A des difficultés socio-économiques déjà présentes s’ajoute donc pour les Français arabo-musulmans une stigmatisation médiatique qui n’arrange assurément pas les choses. Par conséquent, l’on assiste aujourd’hui à une certaine crispation de la société française ; crispation qui serait très certainement atténuée si les médias cessaient de présenter comme « dangereux » des phénomènes marginaux, ou de « stigmatiser » constamment les mêmes groupes sociaux (parfois involontairement, certes, mais avec le même résultat final).
Ceci étant, hormis les influences idéologiques, politiques ou financières il y a d’autres facteurs qui contribuent à une vision médiatique biaisée de l’islam. L’histoire de notre pays, qui s’inscrit dans nos mémoires familiales, les tensions géopolitiques qui régissent les relations entre les peuples ou encore l’ignorance, qui inspire nos peurs et nos croyances, sont autant d’obstacles qui se dressent sur la route de l’objectivité.

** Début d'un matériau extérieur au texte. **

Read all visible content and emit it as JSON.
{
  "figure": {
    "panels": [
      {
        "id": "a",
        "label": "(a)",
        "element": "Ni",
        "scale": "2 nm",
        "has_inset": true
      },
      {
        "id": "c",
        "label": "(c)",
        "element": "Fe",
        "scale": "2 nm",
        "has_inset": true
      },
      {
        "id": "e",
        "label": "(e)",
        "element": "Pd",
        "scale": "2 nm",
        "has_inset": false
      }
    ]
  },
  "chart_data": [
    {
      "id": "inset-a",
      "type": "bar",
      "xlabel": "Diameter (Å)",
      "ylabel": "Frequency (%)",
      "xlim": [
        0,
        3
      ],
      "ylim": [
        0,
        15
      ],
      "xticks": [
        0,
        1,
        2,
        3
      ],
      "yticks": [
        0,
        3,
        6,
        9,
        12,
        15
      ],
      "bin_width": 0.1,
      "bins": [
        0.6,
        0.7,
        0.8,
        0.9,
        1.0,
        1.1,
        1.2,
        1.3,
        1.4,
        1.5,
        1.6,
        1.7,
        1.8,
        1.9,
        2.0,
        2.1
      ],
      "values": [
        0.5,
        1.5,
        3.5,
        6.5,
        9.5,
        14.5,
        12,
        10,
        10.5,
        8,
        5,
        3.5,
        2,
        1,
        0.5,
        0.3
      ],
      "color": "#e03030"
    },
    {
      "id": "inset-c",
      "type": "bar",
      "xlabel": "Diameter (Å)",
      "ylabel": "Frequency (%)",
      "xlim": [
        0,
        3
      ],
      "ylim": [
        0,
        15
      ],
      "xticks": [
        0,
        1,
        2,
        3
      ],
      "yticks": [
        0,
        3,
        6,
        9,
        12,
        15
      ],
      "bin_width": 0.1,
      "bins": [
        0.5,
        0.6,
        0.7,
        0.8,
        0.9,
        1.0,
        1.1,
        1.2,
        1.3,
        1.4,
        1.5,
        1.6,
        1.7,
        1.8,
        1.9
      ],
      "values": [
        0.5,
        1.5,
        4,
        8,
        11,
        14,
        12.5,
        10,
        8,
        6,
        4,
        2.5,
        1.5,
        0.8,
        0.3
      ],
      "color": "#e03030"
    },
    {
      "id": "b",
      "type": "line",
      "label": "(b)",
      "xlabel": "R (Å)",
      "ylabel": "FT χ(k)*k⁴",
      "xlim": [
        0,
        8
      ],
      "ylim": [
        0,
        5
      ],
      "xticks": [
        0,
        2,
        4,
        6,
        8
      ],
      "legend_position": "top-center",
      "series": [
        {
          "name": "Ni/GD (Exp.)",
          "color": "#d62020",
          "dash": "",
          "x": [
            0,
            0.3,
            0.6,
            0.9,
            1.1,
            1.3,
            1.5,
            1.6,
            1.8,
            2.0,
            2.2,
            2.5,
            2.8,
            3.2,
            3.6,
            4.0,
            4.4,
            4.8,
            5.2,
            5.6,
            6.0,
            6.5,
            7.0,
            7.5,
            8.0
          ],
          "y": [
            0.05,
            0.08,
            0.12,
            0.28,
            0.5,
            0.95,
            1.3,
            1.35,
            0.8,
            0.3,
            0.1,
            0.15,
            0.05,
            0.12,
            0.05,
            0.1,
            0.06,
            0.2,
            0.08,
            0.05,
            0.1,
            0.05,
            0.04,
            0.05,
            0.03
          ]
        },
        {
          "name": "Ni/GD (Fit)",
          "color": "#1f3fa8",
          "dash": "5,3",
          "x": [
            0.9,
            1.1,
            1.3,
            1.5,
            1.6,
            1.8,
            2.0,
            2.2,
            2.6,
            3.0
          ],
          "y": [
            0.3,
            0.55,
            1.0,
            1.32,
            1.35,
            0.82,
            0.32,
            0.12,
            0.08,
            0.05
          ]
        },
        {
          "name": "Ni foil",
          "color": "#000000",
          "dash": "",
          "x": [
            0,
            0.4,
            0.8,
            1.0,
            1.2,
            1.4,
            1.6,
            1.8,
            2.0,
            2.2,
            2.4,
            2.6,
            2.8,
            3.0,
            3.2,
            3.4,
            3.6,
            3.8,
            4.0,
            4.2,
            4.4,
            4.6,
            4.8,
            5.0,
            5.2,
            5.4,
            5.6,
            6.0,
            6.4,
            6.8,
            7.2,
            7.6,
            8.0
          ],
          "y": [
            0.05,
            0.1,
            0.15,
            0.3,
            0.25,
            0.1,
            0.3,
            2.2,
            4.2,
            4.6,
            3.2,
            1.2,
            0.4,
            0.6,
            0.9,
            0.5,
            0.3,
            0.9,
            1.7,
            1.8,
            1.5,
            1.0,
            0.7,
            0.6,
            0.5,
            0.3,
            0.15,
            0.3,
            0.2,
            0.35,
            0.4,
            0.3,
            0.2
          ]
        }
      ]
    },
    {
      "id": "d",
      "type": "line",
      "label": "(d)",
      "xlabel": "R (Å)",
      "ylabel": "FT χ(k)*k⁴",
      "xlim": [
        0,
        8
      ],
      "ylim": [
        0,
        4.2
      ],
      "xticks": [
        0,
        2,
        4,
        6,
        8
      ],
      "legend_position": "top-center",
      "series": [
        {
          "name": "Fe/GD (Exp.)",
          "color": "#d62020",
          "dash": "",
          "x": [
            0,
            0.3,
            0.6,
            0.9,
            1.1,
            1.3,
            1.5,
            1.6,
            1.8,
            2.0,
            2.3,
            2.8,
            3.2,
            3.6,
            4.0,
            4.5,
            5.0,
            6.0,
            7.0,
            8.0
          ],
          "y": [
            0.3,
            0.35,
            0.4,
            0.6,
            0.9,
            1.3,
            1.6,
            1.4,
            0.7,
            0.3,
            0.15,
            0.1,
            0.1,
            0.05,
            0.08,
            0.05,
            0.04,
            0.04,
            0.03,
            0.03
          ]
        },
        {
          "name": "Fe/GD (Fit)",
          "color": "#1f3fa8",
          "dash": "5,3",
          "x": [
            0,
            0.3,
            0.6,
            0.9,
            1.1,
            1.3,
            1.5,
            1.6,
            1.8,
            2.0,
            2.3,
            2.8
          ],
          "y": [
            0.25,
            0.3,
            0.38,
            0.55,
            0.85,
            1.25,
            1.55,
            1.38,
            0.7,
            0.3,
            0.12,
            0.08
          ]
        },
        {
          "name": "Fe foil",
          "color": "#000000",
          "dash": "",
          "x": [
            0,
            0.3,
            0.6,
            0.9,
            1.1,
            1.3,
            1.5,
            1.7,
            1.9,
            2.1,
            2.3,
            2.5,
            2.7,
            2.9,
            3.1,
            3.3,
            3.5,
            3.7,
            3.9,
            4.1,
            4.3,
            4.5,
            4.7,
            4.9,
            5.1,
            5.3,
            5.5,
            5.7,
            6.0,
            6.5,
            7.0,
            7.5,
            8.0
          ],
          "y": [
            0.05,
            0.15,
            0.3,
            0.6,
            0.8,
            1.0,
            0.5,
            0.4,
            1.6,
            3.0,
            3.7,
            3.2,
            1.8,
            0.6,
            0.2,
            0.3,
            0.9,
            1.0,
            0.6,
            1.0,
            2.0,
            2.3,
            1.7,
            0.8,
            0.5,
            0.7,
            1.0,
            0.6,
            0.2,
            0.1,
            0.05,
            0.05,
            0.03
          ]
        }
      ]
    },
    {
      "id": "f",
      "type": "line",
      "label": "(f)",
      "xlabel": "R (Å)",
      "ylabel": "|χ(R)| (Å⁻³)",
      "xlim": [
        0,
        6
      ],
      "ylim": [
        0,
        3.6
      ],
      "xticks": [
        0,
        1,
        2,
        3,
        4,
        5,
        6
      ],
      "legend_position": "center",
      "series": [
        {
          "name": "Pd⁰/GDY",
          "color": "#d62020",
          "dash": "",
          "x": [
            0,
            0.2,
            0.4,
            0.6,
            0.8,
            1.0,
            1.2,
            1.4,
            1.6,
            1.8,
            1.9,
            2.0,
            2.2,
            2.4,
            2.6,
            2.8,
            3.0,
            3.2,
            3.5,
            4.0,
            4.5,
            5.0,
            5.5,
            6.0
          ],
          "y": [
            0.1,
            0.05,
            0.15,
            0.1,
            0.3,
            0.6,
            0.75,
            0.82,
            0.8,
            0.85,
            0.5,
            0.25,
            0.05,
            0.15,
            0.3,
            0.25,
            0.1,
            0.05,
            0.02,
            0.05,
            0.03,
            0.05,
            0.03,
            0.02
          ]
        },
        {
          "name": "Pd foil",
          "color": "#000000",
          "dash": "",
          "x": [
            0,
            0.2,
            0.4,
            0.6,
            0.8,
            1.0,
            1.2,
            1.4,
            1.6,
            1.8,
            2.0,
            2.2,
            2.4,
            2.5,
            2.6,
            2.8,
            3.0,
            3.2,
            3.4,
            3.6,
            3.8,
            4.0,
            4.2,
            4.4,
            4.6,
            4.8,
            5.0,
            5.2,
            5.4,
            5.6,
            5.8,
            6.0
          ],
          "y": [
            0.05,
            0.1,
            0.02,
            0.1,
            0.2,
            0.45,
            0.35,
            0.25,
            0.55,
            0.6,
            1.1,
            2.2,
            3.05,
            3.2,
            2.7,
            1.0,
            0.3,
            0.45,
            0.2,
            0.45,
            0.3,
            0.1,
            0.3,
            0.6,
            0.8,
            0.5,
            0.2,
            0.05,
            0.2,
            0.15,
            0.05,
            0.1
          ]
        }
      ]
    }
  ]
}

Se poser la question d’un « mauvais » traitement médiatique de l’islam c’est avant tout se poser la question de l’aptitude des journalistes à faire preuve d’une intelligibilité sereine face aux évènements. Or cette intelligibilité, cette « compréhension paisible » entre en interaction avec tellement de facteurs qu’il devient difficile de déterminer la cause principale de son dysfonctionnement (si tant est qu’il y en ait une). Aussi, pour tenter d’approcher au mieux la réalité des faits, la fameuse « vérité » que chacun cherche à percer, il apparaît nécessaire d’appréhender le sujet dans toute sa complexité.
Comprendre que le traitement médiatique de l’islam est sous-tendu par de très nombreuses causes, c’est percevoir la part de volontaire et d’involontaire qui entre en jeux dans cette relation.
Comprendre, comme le dit Deltombe, que « chacun de nous est le produit d’une histoire [que l’] on répercute », c’est comprendre qu’il n’y a pas une mais des explications au comportement des médias français vis-à-vis de l’islam, et que chacune de ces « explications » n’est pas si évidente ou si facilement contrôlable qu’on pourrait le croire.